I also listen to those -- those news reports in regards to some new optimism in that whole electronics market. Where we're seeing some incremental volume right now is on the low end. In servers and the like, that really are using more traditional solutions.
And in the high-end, for telecommunication, some of the high end servers and the telecommunication market, there is still an awful lot of capacity out there that has not been applied, and that piece where we will have real strength, we've not really seen any volume increase. I think on a tactical basis, we're seeing more application discussions with those customers, but it won't be real to me until we see it in the order board. So we still want them to stay very focused at this business.

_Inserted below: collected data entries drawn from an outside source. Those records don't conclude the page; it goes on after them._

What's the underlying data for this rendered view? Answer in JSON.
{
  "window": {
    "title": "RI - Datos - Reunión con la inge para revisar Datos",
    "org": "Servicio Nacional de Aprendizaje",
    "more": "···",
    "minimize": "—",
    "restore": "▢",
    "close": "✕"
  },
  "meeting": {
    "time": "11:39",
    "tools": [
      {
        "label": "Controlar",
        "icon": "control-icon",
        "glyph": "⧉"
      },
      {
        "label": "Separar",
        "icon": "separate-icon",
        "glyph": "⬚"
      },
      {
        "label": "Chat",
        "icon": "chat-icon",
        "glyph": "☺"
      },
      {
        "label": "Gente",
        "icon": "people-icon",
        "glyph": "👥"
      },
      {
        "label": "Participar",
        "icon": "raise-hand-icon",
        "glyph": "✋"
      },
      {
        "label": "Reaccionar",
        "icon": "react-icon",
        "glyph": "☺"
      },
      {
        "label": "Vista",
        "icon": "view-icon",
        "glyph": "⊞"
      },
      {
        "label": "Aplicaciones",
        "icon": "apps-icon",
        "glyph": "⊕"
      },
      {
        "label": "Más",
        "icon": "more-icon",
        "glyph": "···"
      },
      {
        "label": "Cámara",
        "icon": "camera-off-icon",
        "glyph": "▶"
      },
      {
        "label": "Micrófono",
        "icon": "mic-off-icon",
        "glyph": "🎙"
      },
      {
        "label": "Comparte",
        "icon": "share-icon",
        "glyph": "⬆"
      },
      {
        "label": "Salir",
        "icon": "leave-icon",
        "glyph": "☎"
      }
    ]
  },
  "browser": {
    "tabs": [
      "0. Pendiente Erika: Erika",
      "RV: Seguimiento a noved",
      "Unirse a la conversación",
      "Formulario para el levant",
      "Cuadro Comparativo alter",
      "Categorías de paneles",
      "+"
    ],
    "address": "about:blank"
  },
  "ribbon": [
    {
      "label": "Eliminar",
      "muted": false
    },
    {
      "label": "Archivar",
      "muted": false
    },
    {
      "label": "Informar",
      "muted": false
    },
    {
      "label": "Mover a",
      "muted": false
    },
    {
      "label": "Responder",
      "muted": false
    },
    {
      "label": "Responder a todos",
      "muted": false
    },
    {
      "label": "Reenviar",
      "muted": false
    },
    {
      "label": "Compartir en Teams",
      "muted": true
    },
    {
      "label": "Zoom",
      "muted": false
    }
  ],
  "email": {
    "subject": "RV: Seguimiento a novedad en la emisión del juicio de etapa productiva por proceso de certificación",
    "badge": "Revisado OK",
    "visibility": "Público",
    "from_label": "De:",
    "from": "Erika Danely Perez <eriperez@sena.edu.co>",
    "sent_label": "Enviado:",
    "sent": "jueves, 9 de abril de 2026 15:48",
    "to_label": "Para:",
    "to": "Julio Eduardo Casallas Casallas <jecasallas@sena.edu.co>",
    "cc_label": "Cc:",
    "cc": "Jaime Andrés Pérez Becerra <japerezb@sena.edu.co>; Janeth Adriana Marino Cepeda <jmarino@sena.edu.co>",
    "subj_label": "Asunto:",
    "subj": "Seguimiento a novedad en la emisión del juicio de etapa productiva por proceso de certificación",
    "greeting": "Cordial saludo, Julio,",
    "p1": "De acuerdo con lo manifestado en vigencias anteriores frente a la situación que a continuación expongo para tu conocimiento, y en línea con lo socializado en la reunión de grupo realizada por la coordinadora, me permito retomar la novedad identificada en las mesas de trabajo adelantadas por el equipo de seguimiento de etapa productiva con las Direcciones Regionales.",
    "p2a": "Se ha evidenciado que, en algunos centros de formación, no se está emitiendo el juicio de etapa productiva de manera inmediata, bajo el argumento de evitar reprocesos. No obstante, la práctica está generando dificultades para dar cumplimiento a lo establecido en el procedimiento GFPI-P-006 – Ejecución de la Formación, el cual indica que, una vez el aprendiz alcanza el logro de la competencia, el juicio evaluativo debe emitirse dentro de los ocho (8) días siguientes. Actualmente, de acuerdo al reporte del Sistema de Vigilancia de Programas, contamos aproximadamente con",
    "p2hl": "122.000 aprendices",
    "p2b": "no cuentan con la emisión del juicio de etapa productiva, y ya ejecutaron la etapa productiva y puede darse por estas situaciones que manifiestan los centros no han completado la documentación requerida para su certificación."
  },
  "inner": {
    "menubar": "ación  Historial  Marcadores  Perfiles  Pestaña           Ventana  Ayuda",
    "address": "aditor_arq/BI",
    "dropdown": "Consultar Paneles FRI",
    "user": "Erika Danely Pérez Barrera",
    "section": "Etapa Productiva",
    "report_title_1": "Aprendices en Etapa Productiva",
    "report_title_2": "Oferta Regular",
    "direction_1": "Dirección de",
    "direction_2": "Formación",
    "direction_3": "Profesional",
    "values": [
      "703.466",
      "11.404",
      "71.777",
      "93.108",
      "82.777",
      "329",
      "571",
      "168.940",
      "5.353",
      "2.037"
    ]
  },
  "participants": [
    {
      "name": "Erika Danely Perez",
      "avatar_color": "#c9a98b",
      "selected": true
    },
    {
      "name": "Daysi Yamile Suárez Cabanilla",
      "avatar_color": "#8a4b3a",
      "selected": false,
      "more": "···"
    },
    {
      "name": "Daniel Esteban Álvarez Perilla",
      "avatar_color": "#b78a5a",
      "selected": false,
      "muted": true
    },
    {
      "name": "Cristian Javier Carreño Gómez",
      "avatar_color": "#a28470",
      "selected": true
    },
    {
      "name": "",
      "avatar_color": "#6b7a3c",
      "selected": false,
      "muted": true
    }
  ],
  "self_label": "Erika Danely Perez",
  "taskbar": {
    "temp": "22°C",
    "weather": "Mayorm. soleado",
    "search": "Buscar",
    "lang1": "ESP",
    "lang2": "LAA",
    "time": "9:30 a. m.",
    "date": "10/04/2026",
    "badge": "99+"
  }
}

We think that technology long-term in regards to -- as power goes up, speed goes up, heat goes up, and thermal solutions will be -- have to be more robust, so the fundamentals of the acquisition are real, but the technology drivers are pretty flat right now. And it is more -- we're seeing the market activities on the low end where more of the traditional solutions are used. But I am -- I am looking for those -- that same opportunity, and I keep challenging our organization to make sure that as it recovers, that we get our fair share.
Great. Thank you very much. Appreciate it.
- President, CEO, Director
Thank you.
operator
Thank you. If there are any further questions at this point, please press start one on your push button telephone at this time. Once again if you have any further question, please press star one on your push button telephone. If there are no further questions, I will now turn the conference back to Mr. Rayburn to conclude.
- President, CEO, Director
Well, I appreciate your participation today. I always enjoy getting some feedback on their investment community on their reflections on Modine, and we look forward to talking to you at the end of next quarter. Thank you very much.
operator
Thank you sir. Ladies and gentlemen, this conclude our our conference call for today. Thank you for participating and have a great day. All participants may now disconnect.